A frightening computer virus called Flame is on the loose in Iran and other parts of the Middle East, infecting PCs and stealing sensitive data. Now, the United Nations’ International Telecommunications Union warns that other nations face the risk of attack.
But what is Flame, exactly, and is it cause for concern among ordinary PC users? Here’s what you need to know about what Kaspersky calls “one of the most complex threats ever discovered.”
What Are Flame’s Origins?
Flame has been in the wild since 2010, according to Kaspersky, but its creation date is unclear. The virus was discovered a month ago after Iran’s oil ministry learned that several companies’ servers had been attacked. That finding led to more evidence of attacks on other government ministries and industries in Iran.

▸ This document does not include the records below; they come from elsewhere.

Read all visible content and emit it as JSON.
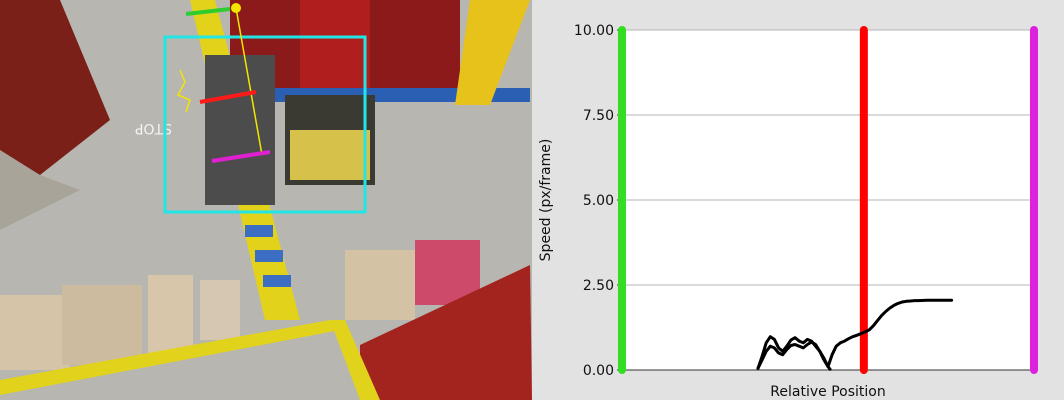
{
  "camera": {
    "floor_text": "STOP",
    "roi_color": "#22e5e5",
    "marker_colors": [
      "#2ecc2e",
      "#ff1a1a",
      "#e020d0",
      "#f2e600"
    ]
  },
  "chart_data": {
    "type": "line",
    "title": "",
    "xlabel": "Relative Position",
    "ylabel": "Speed (px/frame)",
    "ylim": [
      0,
      10
    ],
    "xlim": [
      0,
      1
    ],
    "yticks": [
      "0.00",
      "2.50",
      "5.00",
      "7.50",
      "10.00"
    ],
    "ytick_values": [
      0,
      2.5,
      5,
      7.5,
      10
    ],
    "grid": true,
    "vertical_markers": [
      {
        "x": 0.0,
        "color": "#33dd22"
      },
      {
        "x": 0.587,
        "color": "#ff0000"
      },
      {
        "x": 1.0,
        "color": "#dd22dd"
      }
    ],
    "series": [
      {
        "color": "#000000",
        "x": [
          0.33,
          0.34,
          0.35,
          0.36,
          0.37,
          0.38,
          0.39,
          0.4,
          0.41,
          0.42,
          0.43,
          0.44,
          0.45,
          0.46,
          0.47,
          0.48,
          0.49,
          0.5,
          0.51,
          0.52,
          0.53,
          0.54,
          0.55,
          0.56,
          0.57,
          0.58,
          0.59,
          0.6,
          0.61,
          0.62,
          0.63,
          0.64,
          0.65,
          0.66,
          0.67,
          0.68,
          0.69,
          0.7,
          0.71,
          0.72,
          0.74,
          0.76,
          0.78,
          0.8
        ],
        "values": [
          0.05,
          0.4,
          0.8,
          0.98,
          0.9,
          0.65,
          0.55,
          0.7,
          0.88,
          0.95,
          0.85,
          0.8,
          0.9,
          0.85,
          0.7,
          0.55,
          0.35,
          0.1,
          0.45,
          0.7,
          0.8,
          0.85,
          0.92,
          0.98,
          1.02,
          1.07,
          1.12,
          1.18,
          1.3,
          1.45,
          1.6,
          1.72,
          1.82,
          1.9,
          1.96,
          2.0,
          2.02,
          2.03,
          2.04,
          2.04,
          2.05,
          2.05,
          2.05,
          2.05
        ]
      },
      {
        "color": "#000000",
        "x": [
          0.33,
          0.34,
          0.35,
          0.36,
          0.37,
          0.38,
          0.39,
          0.4,
          0.41,
          0.42,
          0.43,
          0.44,
          0.45,
          0.46,
          0.47,
          0.48,
          0.49,
          0.5,
          0.505
        ],
        "values": [
          0.05,
          0.3,
          0.55,
          0.7,
          0.65,
          0.5,
          0.45,
          0.6,
          0.72,
          0.75,
          0.7,
          0.65,
          0.75,
          0.82,
          0.75,
          0.55,
          0.3,
          0.1,
          0.02
        ]
      }
    ]
  }
}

Iran has claimed that the attacks also wiped the hard drives of some machines, but Kaspersky claims that the malware responsible, called Wiper, isn’t necessarily related. Wiper attacks were isolated to Iran, while Flame has been found in other countries.
Flame’s creator is also unknown, but a nation-state was likely behind it. The virus is not designed to steal money from bank accounts, and is much more complex than anything commonly used by “hacktivists,” so a nation-created virus is the only other possibility that makes sense.
Iran has been previously been hit by virus like Stuxnet and Deuce. But This time the virus flame is 20 times bigger than it’s sister Stuxnet
What can the virus do?
It can secretly
Record audio conversations
Record Skype conversations
Take screen shots
Who is at Risk?
The United Nations’ International Telecommunications Union is now warning other nations to “be on alert” for the virus, which could potentially be used to attack critical infrastructure. In a statement to Reuters, the U.S. Department of Homeland Security said it was “notified of the malware and has been working with our federal partners to determine and analyze its potential impact on the U.S.”
Who is behind this?
Like with Stuxnet and Duqu, it’s currently unclear who is behind it. It’s very hard to find out who is behind it because when traces are followed, who controls the application – it connects to the command and control centers – it turns out to be… dozens or even more servers spread around different countries around the world. More than 80 or 90 domains are associated with those servers. Most of them are registered with fake identities. So they’re pretty well protected and hidden. So it is unclear who is behind that. Only found traces of good English used inside the code
What does CERT say?
Speaking for ReadMe Rohana Palliyaguru (Senior information security engineer) had this to say “There has been no incidents from Sri Lanka and it’s on a low risk. Iran seems to be the main target. However CERT has taken all measures and precaution and also is equiped of removing the virus. The virus can travel extrenally and through the network. As we see the virus does not target the average internet users.